Some historians and writers see him as a traitor and as a Nazi collaborator. In all his activities, Rumkowski displayed great zeal and organisational ability, becoming increasingly dictatorial. Within the ghetto, Rumkowski overcame opposition with the aid of Nazi intervention. His attempts to satisfy all Nazi demands and to set up a model ghetto earned him comments such as "a man sick with megalomania", "King Chaim", "an old man of 70, extraordinarily ambitious and pretty nutty". His 'rule', unlike the leaders of other ghettos, was marked with abuse of his own people. He and his council had a comfortable food ration, and their own special shops. The suffering of his 'comrades' was beneath him. He was known to get rid of those he personally disliked by sending them to the camps. On top of this, he sexually abused vulnerable girls under his charge. Failure to succumb to his abuse meant death to the girl, as Lucille Eichengreen, who claims to have been abused by him for months as a young woman working in his office, testifies to:
"I felt disgusted and I felt angry, I ah, but if I would have run away he would have had me deported, I mean that was very clear."
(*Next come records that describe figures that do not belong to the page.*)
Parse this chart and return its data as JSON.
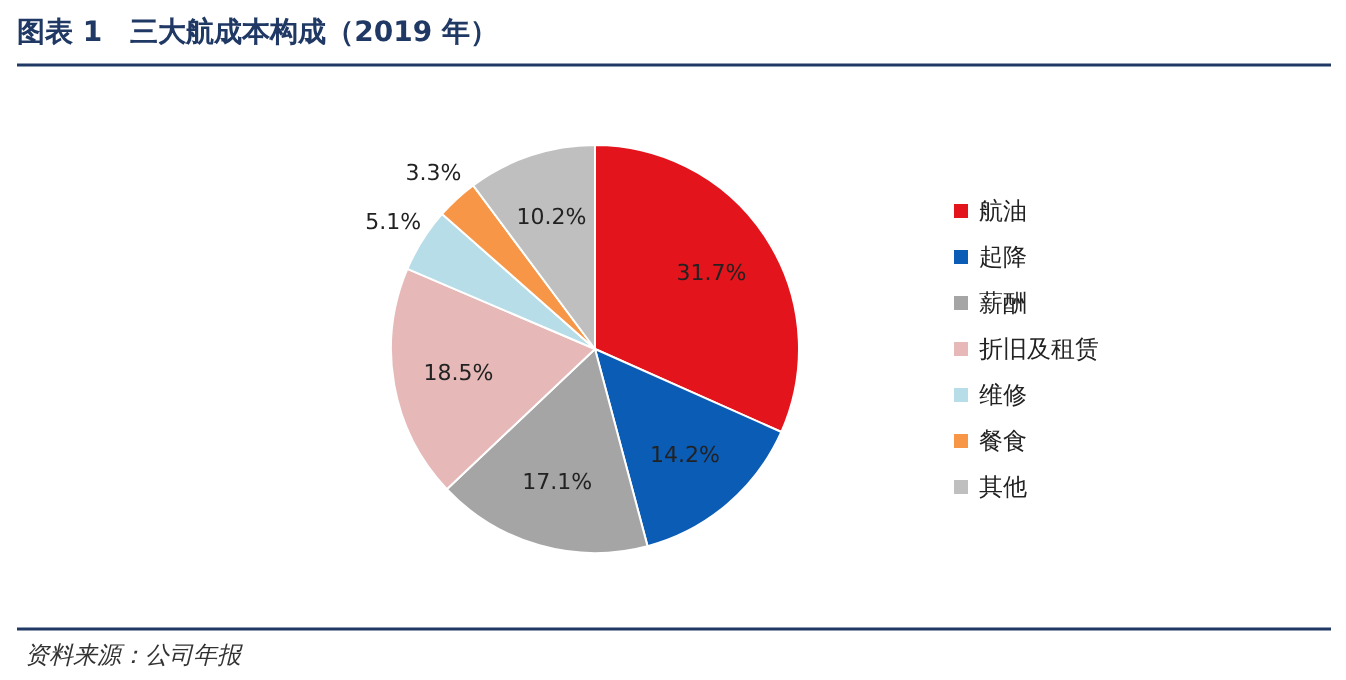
{
  "chart_data": {
    "type": "pie",
    "title": "图表 1　三大航成本构成（2019 年）",
    "categories": [
      "航油",
      "起降",
      "薪酬",
      "折旧及租赁",
      "维修",
      "餐食",
      "其他"
    ],
    "values": [
      31.7,
      14.2,
      17.1,
      18.5,
      5.1,
      3.3,
      10.2
    ],
    "value_labels": [
      "31.7%",
      "14.2%",
      "17.1%",
      "18.5%",
      "5.1%",
      "3.3%",
      "10.2%"
    ],
    "colors": [
      "#e3141c",
      "#0a5cb5",
      "#a5a5a5",
      "#e6b9b8",
      "#b7dde8",
      "#f79646",
      "#bfbfbf"
    ],
    "legend": "right",
    "annotations": [
      "资料来源：公司年报"
    ]
  }
}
Others say that Rumkowski believed that some proportion of the ghetto would survive if they worked for the Nazis. They argue that Rumkowski believed that in order to save the majority of people, they had to cooperate with the Nazis' deportation demands. (Such a move would have immediately set him at odds with Orthodox observant Jews, as there is no justification for delivering anyone to certain death.) Following the setting up of the extermination camp at Chełmno in 1941, the Nazis forced Rumkowski to organize a deportation. Rumkowski claimed that he tried to convince the Nazis to cut down the number of Jews required for deportation and failed. Nevertheless, an estimated number of 5,000 to 10,000 Jews gave him some credit for their survival, and the Łódź ghetto lasted longer than other such establishments in occupied Poland. The Łódź ghetto was also the only ghetto not controlled by the SS.
It remains unclear whether, if he had survived the war, Rumkowski would have received thanks for saving the people he did, or a jail-term for allowing so many to go to their deaths. Primo Levi, an Auschwitz survivor, in his book, The Drowned and the Saved, gives considerable consideration to Rumkowski concluding that we forget that "we are all in the ghetto, that the ghetto is walled in, that outside the ghetto reign the lords of death, and that close by the train is waiting." At best, Levi viewed Rumkowski as morally ambiguous and self deluded. Conversely, Hannah Arendt, in her book Eichmann in Jerusalem, was scathing in her opinion of Rumkowski.